Mentre sale la tensione alla frontiera libanese tra Idf e Hezbollah il presidente palestinese Abu Mazen ha chiesto ad Hamas di «completare rapidamente l’accordo» sugli ostaggi «per risparmiare al nostro popolo palestinese il flagello di un’altra catastrofe dalle conseguenze minacciose, non meno pericolosa della Nakba del 1948».

L’appello giunge mentre al Cairo, dove è giunto anche il presidente turco Recep Tayyip Erdogan, proseguono i negoziati sulla tregua. Intanto si fa sempre più forte la pressione internazionale sul governo di Benjamin Netanyahu perché eviti l’offensiva di terra a Rafah dove sono rifugiati 1,5 milioni di profughi.

I palestinesi hanno iniziato a evacuare il principale ospedale nella città di Khan Younis, nel sud di Gaza. Gli Usa hanno fatto sapere di non appoggiare qualsiasi richiesta di trasferimento forzoso della popolazione della Striscia.
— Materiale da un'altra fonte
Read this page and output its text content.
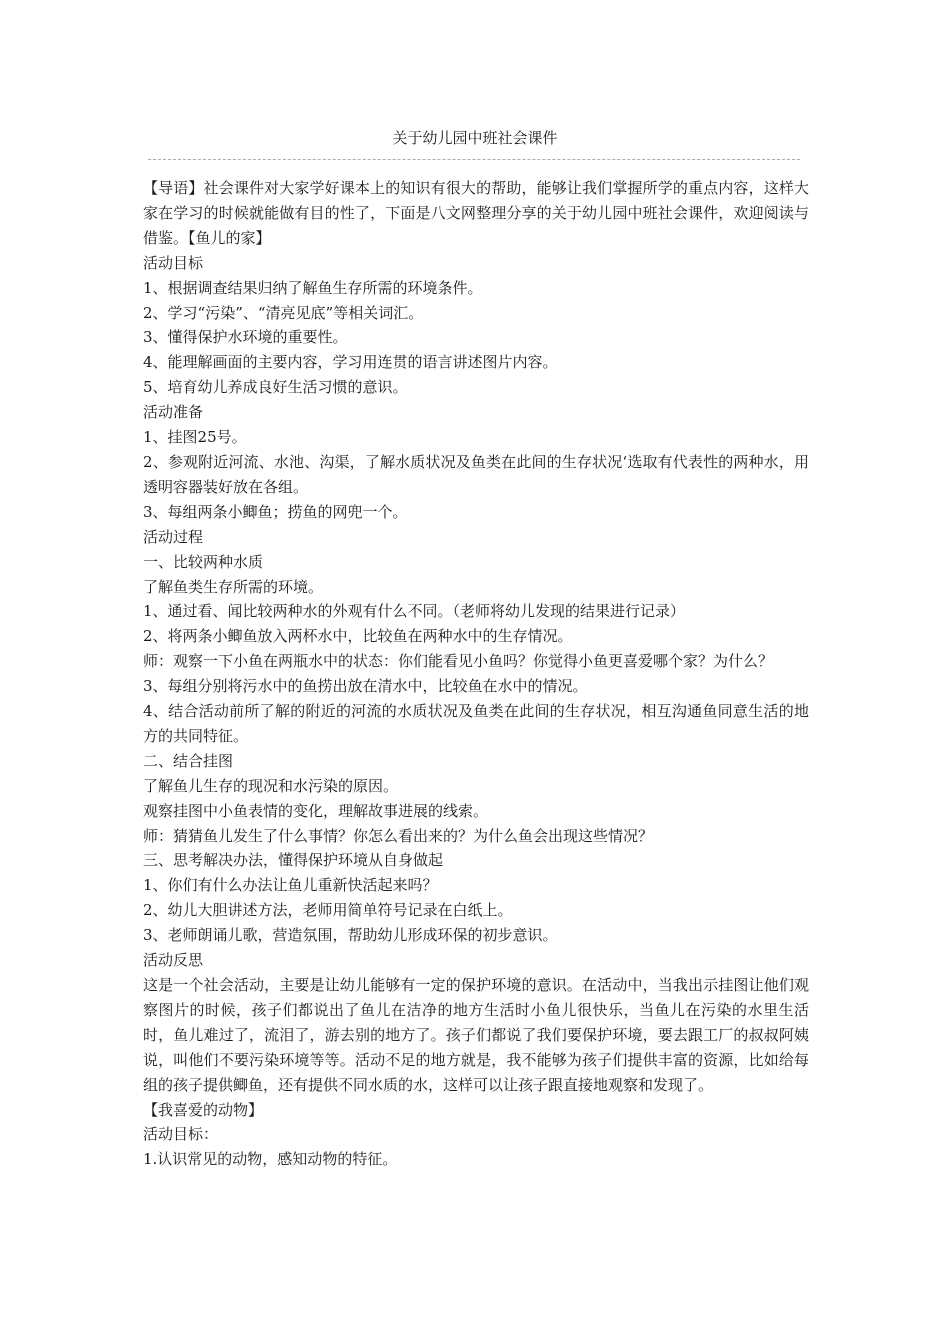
关于幼儿园中班社会课件

【导语】社会课件对大家学好课本上的知识有很大的帮助，能够让我们掌握所学的重点内容，这样大家在学习的时候就能做有目的性了，下面是八文网整理分享的关于幼儿园中班社会课件，欢迎阅读与借鉴。【鱼儿的家】

活动目标

1、根据调查结果归纳了解鱼生存所需的环境条件。

2、学习“污染”、“清亮见底”等相关词汇。

3、懂得保护水环境的重要性。

4、能理解画面的主要内容，学习用连贯的语言讲述图片内容。

5、培育幼儿养成良好生活习惯的意识。

活动准备

1、挂图25号。

2、参观附近河流、水池、沟渠，了解水质状况及鱼类在此间的生存状况‘选取有代表性的两种水，用透明容器装好放在各组。

3、每组两条小鲫鱼；捞鱼的网兜一个。

活动过程

一、比较两种水质

了解鱼类生存所需的环境。

1、通过看、闻比较两种水的外观有什么不同。（老师将幼儿发现的结果进行记录）

2、将两条小鲫鱼放入两杯水中，比较鱼在两种水中的生存情况。

师：观察一下小鱼在两瓶水中的状态：你们能看见小鱼吗？你觉得小鱼更喜爱哪个家？为什么？

3、每组分别将污水中的鱼捞出放在清水中，比较鱼在水中的情况。

4、结合活动前所了解的附近的河流的水质状况及鱼类在此间的生存状况，相互沟通鱼同意生活的地方的共同特征。

二、结合挂图

了解鱼儿生存的现况和水污染的原因。

观察挂图中小鱼表情的变化，理解故事进展的线索。

师：猜猜鱼儿发生了什么事情？你怎么看出来的？为什么鱼会出现这些情况？

三、思考解决办法，懂得保护环境从自身做起

1、你们有什么办法让鱼儿重新快活起来吗？

2、幼儿大胆讲述方法，老师用简单符号记录在白纸上。

3、老师朗诵儿歌，营造氛围，帮助幼儿形成环保的初步意识。

活动反思

这是一个社会活动，主要是让幼儿能够有一定的保护环境的意识。在活动中，当我出示挂图让他们观察图片的时候，孩子们都说出了鱼儿在洁净的地方生活时小鱼儿很快乐，当鱼儿在污染的水里生活时，鱼儿难过了，流泪了，游去别的地方了。孩子们都说了我们要保护环境，要去跟工厂的叔叔阿姨说，叫他们不要污染环境等等。活动不足的地方就是，我不能够为孩子们提供丰富的资源，比如给每组的孩子提供鲫鱼，还有提供不同水质的水，这样可以让孩子跟直接地观察和发现了。

【我喜爱的动物】

活动目标：

1.认识常见的动物，感知动物的特征。
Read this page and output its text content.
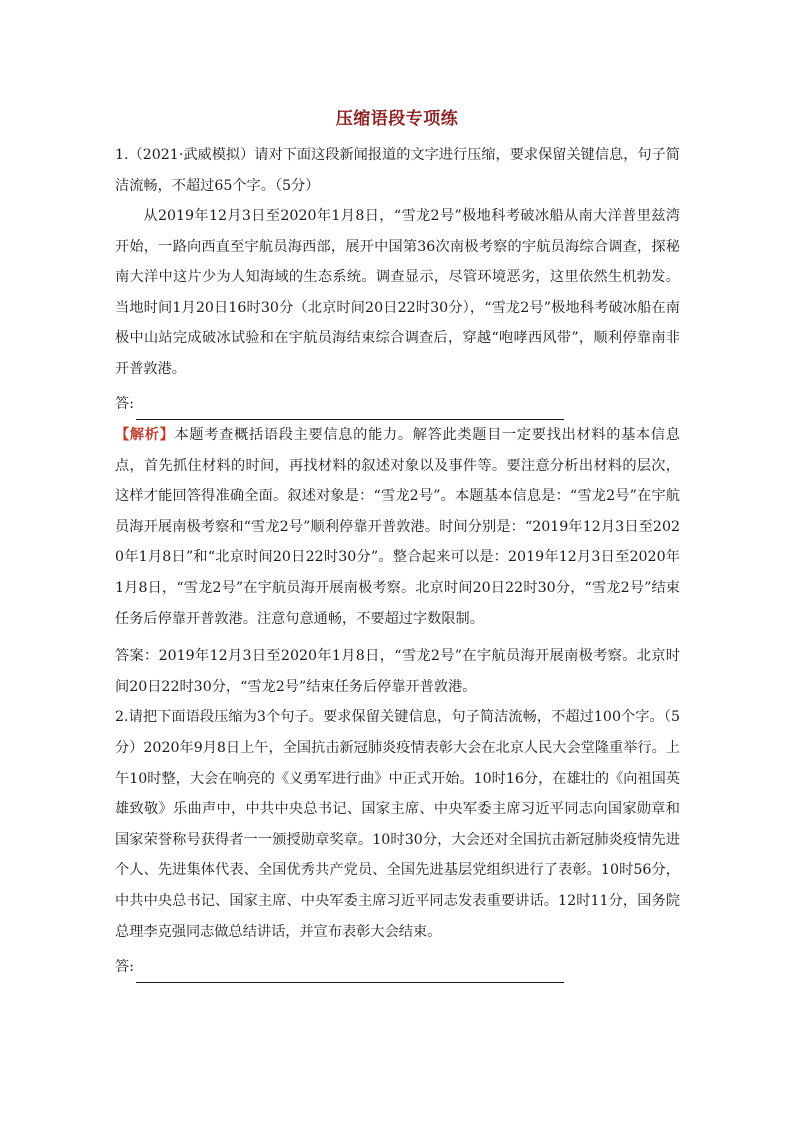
压缩语段专项练
1.（2021·武威模拟）请对下面这段新闻报道的文字进行压缩，要求保留关键信息，句子简洁流畅，不超过65个字。（5分）
从2019年12月3日至2020年1月8日，“雪龙2号”极地科考破冰船从南大洋普里兹湾开始，一路向西直至宇航员海西部，展开中国第36次南极考察的宇航员海综合调查，探秘南大洋中这片少为人知海域的生态系统。调查显示，尽管环境恶劣，这里依然生机勃发。当地时间1月20日16时30分（北京时间20日22时30分），“雪龙2号”极地科考破冰船在南极中山站完成破冰试验和在宇航员海结束综合调查后，穿越“咆哮西风带”，顺利停靠南非开普敦港。
答:
【解析】本题考查概括语段主要信息的能力。解答此类题目一定要找出材料的基本信息点，首先抓住材料的时间，再找材料的叙述对象以及事件等。要注意分析出材料的层次，这样才能回答得准确全面。叙述对象是：“雪龙2号”。本题基本信息是：“雪龙2号”在宇航员海开展南极考察和“雪龙2号”顺利停靠开普敦港。时间分别是：“2019年12月3日至2020年1月8日”和“北京时间20日22时30分”。整合起来可以是：2019年12月3日至2020年1月8日，“雪龙2号”在宇航员海开展南极考察。北京时间20日22时30分，“雪龙2号”结束任务后停靠开普敦港。注意句意通畅，不要超过字数限制。
答案：2019年12月3日至2020年1月8日，“雪龙2号”在宇航员海开展南极考察。北京时间20日22时30分，“雪龙2号”结束任务后停靠开普敦港。
2.请把下面语段压缩为3个句子。要求保留关键信息，句子简洁流畅，不超过100个字。（5分） 2020年9月8日上午，全国抗击新冠肺炎疫情表彰大会在北京人民大会堂隆重举行。上午10时整，大会在响亮的《义勇军进行曲》中正式开始。10时16分，在雄壮的《向祖国英雄致敬》乐曲声中，中共中央总书记、国家主席、中央军委主席习近平同志向国家勋章和国家荣誉称号获得者一一颁授勋章奖章。10时30分，大会还对全国抗击新冠肺炎疫情先进个人、先进集体代表、全国优秀共产党员、全国先进基层党组织进行了表彰。10时56分，中共中央总书记、国家主席、中央军委主席习近平同志发表重要讲话。12时11分，国务院总理李克强同志做总结讲话，并宣布表彰大会结束。
答:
Secondo fonti di Tel Aviv ci sarebbero varie ipotesi allo studio per l’evacuazione, di Rafah ma nessuna ancora approvata, tra cui l’allestimento di 25mila tende in 15 campi profughi.

Sánchez e Varadkar

In questo contesto i primi ministri di Irlanda e Spagna, Pedro Sánchez e Leo Varadkar, hanno inviato una lettera alla presidente della Commissione Ue, Ursula von der Leyen, dove chiedono ai leader dell’Ue di agire a causa del «deterioramento» della situazione a Gaza, e di fornire una valutazione immediata se Israele stia rispettando gli obblighi in materia di diritti umani stipulati in un accordo commerciale con il blocco.

Sono in molti, ormai a essersi schierati su questa linea. Dal presidente americano Joe Biden, che aveva parlato di reazione «esagerata» («over the top») al vicepremier e ministro degli Esteri italiano, Antonio Tajani, che in merito all’intervento militare a Gaza aveva parlato di risposta «non proporzionata» di Israele. Ieri, ospite di Rtl 102, Tajani ha aggiunto: «Noi diciamo di fare degli attacchi mirati e cercare di ridurre i danni alla popolazione civile».

Nel corso del question time il ministro ha anche precisato che «Eni non ha ancora alcuna titolarità sulla concessione nell’area G offshore di fronte alla Striscia di Gaza e non c’è alcuno sfruttamento delle risorse energetiche».

«Abbiamo deciso di incrementare il nostro contributo di 10 milioni di euro, che si aggiungono ai 10 milioni già stanziati a dicembre per la popolazione civile palestinese», ha concluso.

Il confine libanese

È di quattro morti e nove feriti il bilancio provvisorio dei raid aerei lanciati in Libano dall'esercito israeliano, il quale ha annunciato che i jet hanno effettuato «estesi raid» sul paese dei cedri. Crescono così i timori di un’escalation tra le due nazioni confinanti.

Questi raid arrivano dopo che un razzo lanciato dal Libano ha provocato la morte di una donna e il ferimento di altre otto persone a Safed, nel nord di Israele.

Commentando l’escalation al confine, il ministro della Sicurezza nazionale israeliano, Itamar Ben Gvir, ha dichiarato che l’attacco su Safed equivale a una dichiarazione di guerra e ha chiesto un cambiamento nel modo in cui Israele gestisce gli equilibri di potere al confine libanese. «Questa è guerra», ha scritto su X.

Ben Gvir ha definito la visione israeliana di Hamas come forza stabilizzatrice a Gaza come un errore fatale che ha portato al massacro del 7 ottobre.

Turchia ed Egitto

Proseguono le trattative al Cairo grazie anche al ruolo svolto dal Qatar e dagli Stati Uniti per una tregua temporanea. Il premier Netanyahu però non ha approvato l’invio di una nuova delegazione al Cairo per continuare le trattative.

A distanza di 12 anni dalla sua ultima visita in Egitto, è tornato al Cairo il presidente turco Erdogan per incontrare il suo omologo Abdel Fattah al Sisi. I due hanno discusso di Gaza ma anche di altri temi tra cui la Libia e la compravendita di droni turchi.

La visita di Erdogan in Egitto è un passo in direzione della riconciliazione di due tra le maggiori potenze del medio oriente. Le relazioni tra Ankara e il Cairo si erano interrotte nel 2012, quando al Sisi aveva guidato il colpo di stato militare che ha portato alla cacciata del presidente eletto Mohamed Morsi, affiliato alla Fratellanza Musulmana, alleata della Turchia.

L’anno scorso erano stati nominati gli ambasciatori e nelle scorse settimane la Turchia aveva annunciato una fornitura di droni all’Egitto.